How to make a Perfect Local BurgerNovember 16, 2017
One Laplatte River patty, house recipe bacon, arugula, Cabot cheddar, pickled red onions on a locally made challah bun. No, this definitely isn’t a McDonald's burger, but in Burlington, Vermont this burger is as (if not more) iconic. Farmhouse Tap & Grill puts out thousands of local burgers each month, sitting in the same location where the aforementioned chain went out of business.
“A lot of young chefs write-off the burger,” Chef Phillip Clayton, Executive Chef-Partner at Farmhouse Group shares, “but the burger paved the way for the rest of what we do at the Farmhouse Group. If you can make a burger plate as satisfying as your haute cuisine – you’re doing something right.” Designing the perfect burger isn’t as easy as the experts make it seem. It took the Farmhouse Group a couple of years to come up with their classic - and don’t worry Farmhouse fans, it isn’t going anywhere anytime soon.
Cooking a burger perfectly is an art in itself, and everyone has an opinion. Chef Phillip learned through years of research and development that about half of what makes a perfectly cooked burger happens in the kitchen. The rest of the magic is in the beef, and not all beef is created equal. When Farmhouse was originally making burgers, their demand for local beef was colossal and Chef Phillip would spend countless hours sourcing quality ground beef from around Vermont. Different breeds, on-farm practices, cuts used in the grind and varying processing methods meant an inconsistent product and one that was incredibly hard to consistently cook to temperature. The turning point for the Farmhouse burger was after they decided to single-source Laplatte River Angus ground beef. “You have to start with the right breed,” Chef Phillip shared, praising the Angus breed, “and a farmer with the right expertise to raise the animal to its best potential in a responsible way.” Processing also plays a part - beef needs time to age and lose moisture, and an excellent ground beef utilizes the right cuts of meat with the right meat to fat ratio.
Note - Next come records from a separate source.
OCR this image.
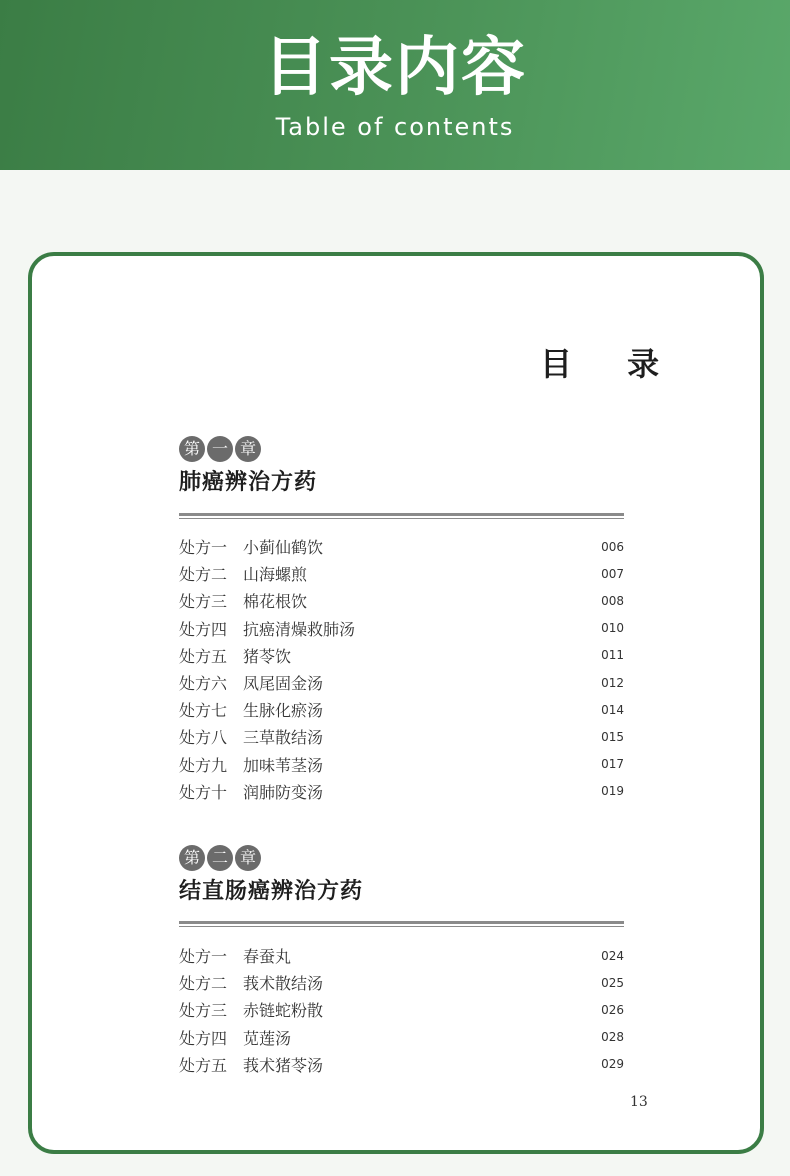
目录内容
Table of contents
目 录
第 一 章
肺癌辨治方药
处方一 小蓟仙鹤饮	006
处方二 山海螺煎	007
处方三 棉花根饮	008
处方四 抗癌清燥救肺汤	010
处方五 猪苓饮	011
处方六 凤尾固金汤	012
处方七 生脉化瘀汤	014
处方八 三草散结汤	015
处方九 加味苇茎汤	017
处方十 润肺防变汤	019
第 二 章
结直肠癌辨治方药
处方一 春蚕丸	024
处方二 莪术散结汤	025
处方三 赤链蛇粉散	026
处方四 苋莲汤	028
处方五 莪术猪苓汤	029
13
There are no binders, special spices or secret ingredients needed for these burgers. In the kitchen, Farmhouse cooks portion and knead each burger by hand; the kneading helps the burger hold together on the grill. Even handed seasoning – just salt and pepper – add the finishing touch. The perfectly cooked burger sits atop a challah bun – a house recipe they have specially made by Bristol Bakery with a topping of local arugula, pickled onions, Cabot cheddar and house-recipe bacon cured with juniper and black pepper.
While the Laplatte beef burger is the best seller at Farmhouse, they specialize in burgers of all proteins including a Misty Knoll turkey burger, Vermont Heritage Grazers Pork Burger and two veggie burgers loved by vegetarians and carnivores alike - a very popular order is the veggie burger add bacon (genius!). “I love the fact that we’re able to take something that’s essentially a surplus and make a product that’s loved by guests and the community,” Chef Phillip shared. And love is not an exaggeration – Farmhouse has been the crowd favorite burger in Vermont since 2010!
These burgers also give back. Each month, Farmhouse generously donates one dollar from each special burger sold to a rotating non-profit. This month, November, Vermont Fresh Network is the recipient of the burger donation. So go to Farmhouse and treat yourself to a perfect, juicy burger – it’s for a good cause, after all.